Response by poster: Sometimes you're just better off dropping the session and redialing.
posted by majick at 9:48 AM PST on February 25


Thank you. We do that all the time and it seems to go on for a number of days, then clears up, and it always coincides with a lot of static while talking on the phone. Always clears up, but when a lot of my daughter's middle school homework is on the school website, well, it can be a drag.
posted by Danf at 12:29 PM on February 25, 2004


How good is the phone wiring in your house? To your house? Intermittent static can be caused by dodgy physical connections.
posted by i_am_joe's_spleen at 1:12 PM on February 25, 2004


I've had similar problems. Turns out a filter somewhere in the line had gone bad. It was actually this problem that caused me to call Bell Canada "M@#$king C#@*&suckers, as they took two weeks to get my phone line going (and they only came out because I threatened to squeeze the $60 per month of non-service Bell Canada has to pay you out of them).

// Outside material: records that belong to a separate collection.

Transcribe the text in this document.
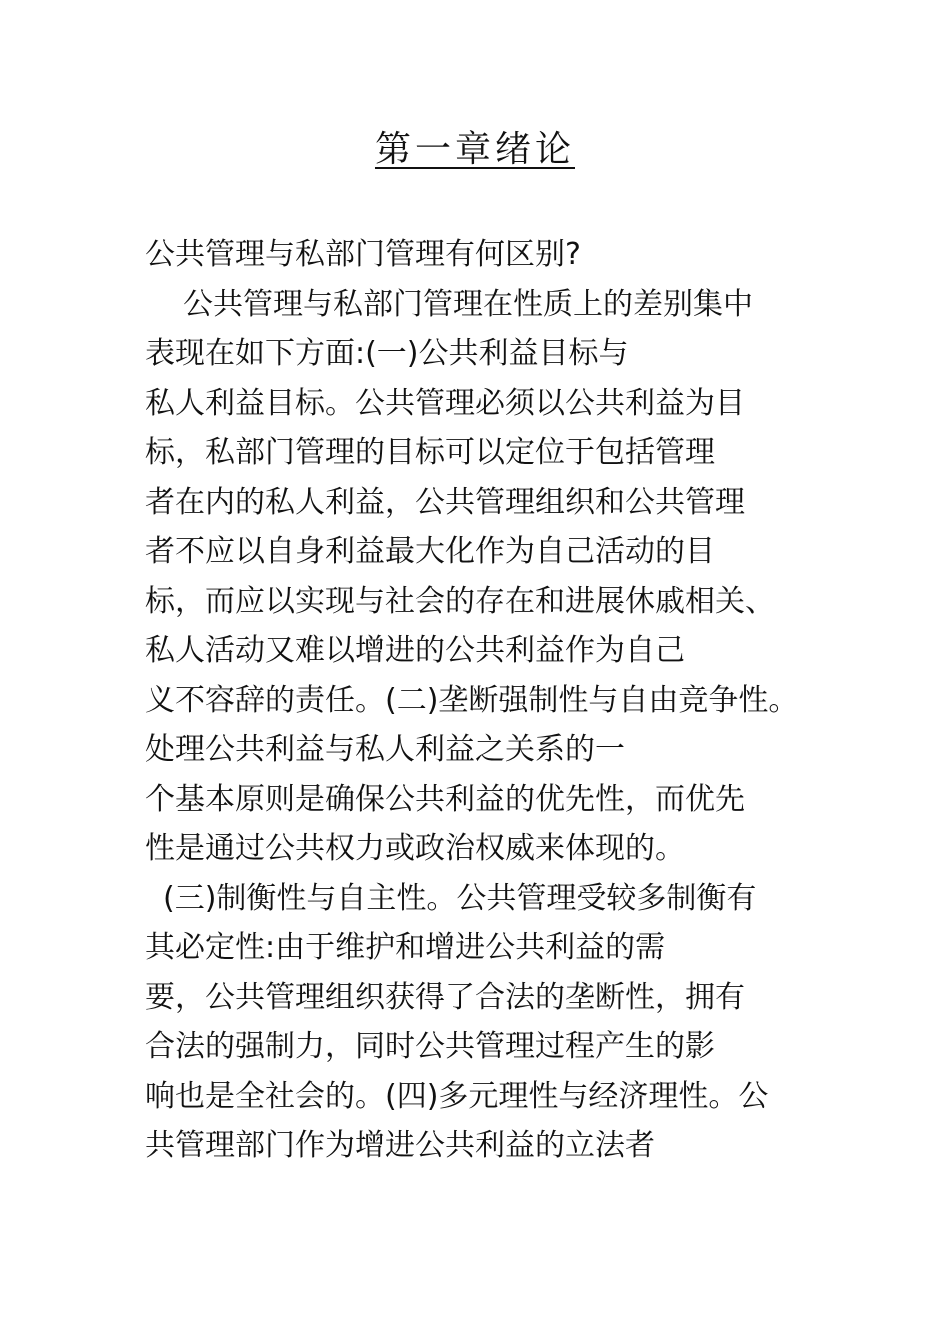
第一章绪论
公共管理与私部门管理有何区别?
公共管理与私部门管理在性质上的差别集中
表现在如下方面:(一)公共利益目标与
私人利益目标。公共管理必须以公共利益为目
标，私部门管理的目标可以定位于包括管理
者在内的私人利益，公共管理组织和公共管理
者不应以自身利益最大化作为自己活动的目
标，而应以实现与社会的存在和进展休戚相关、
私人活动又难以增进的公共利益作为自己
义不容辞的责任。(二)垄断强制性与自由竞争性。
处理公共利益与私人利益之关系的一
个基本原则是确保公共利益的优先性，而优先
性是通过公共权力或政治权威来体现的。
(三)制衡性与自主性。公共管理受较多制衡有
其必定性:由于维护和增进公共利益的需
要，公共管理组织获得了合法的垄断性，拥有
合法的强制力，同时公共管理过程产生的影
响也是全社会的。(四)多元理性与经济理性。公
共管理部门作为增进公共利益的立法者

Get a fax machine and see if it malfunctions the same way. If it does, you can call Bell and make them fix your line. If you tell them your modem speed is bad, they will laugh at you.
posted by shepd at 3:40 PM on February 25, 2004


if you get phone static you need to have someone from your phone company come out and look through the line. make sure they're thorough, too, because i had this kind of problem before (mad static would show up every once in awhile on the voice line, and i'd get reduced throughput seemingly randomly) and one guy tried to tell me it was in my apartment's wiring (ie, was good until the minimum point of entry -- it wasn't) when the next found out that there was some loose nuts at a substation a few miles away.

the big problem is when it's intermittent, which it sounds like yours may be. just keep calling out the phone company. if you have your own house, you may want to spring for the line insurance -- if you rent, in some places your apartment complex is required to provide wiring to your apartment (whereas the phone company is only responsible to the apartment complex posts.)
posted by fishfucker at 6:54 PM on February 25, 2004


I agree with ff; I had a similar problem with a crackly line. Turned out some of the wires in the junction box up the road hadn't been put back together properly after an engineer had been in there. Pester your phone provider not your ISP.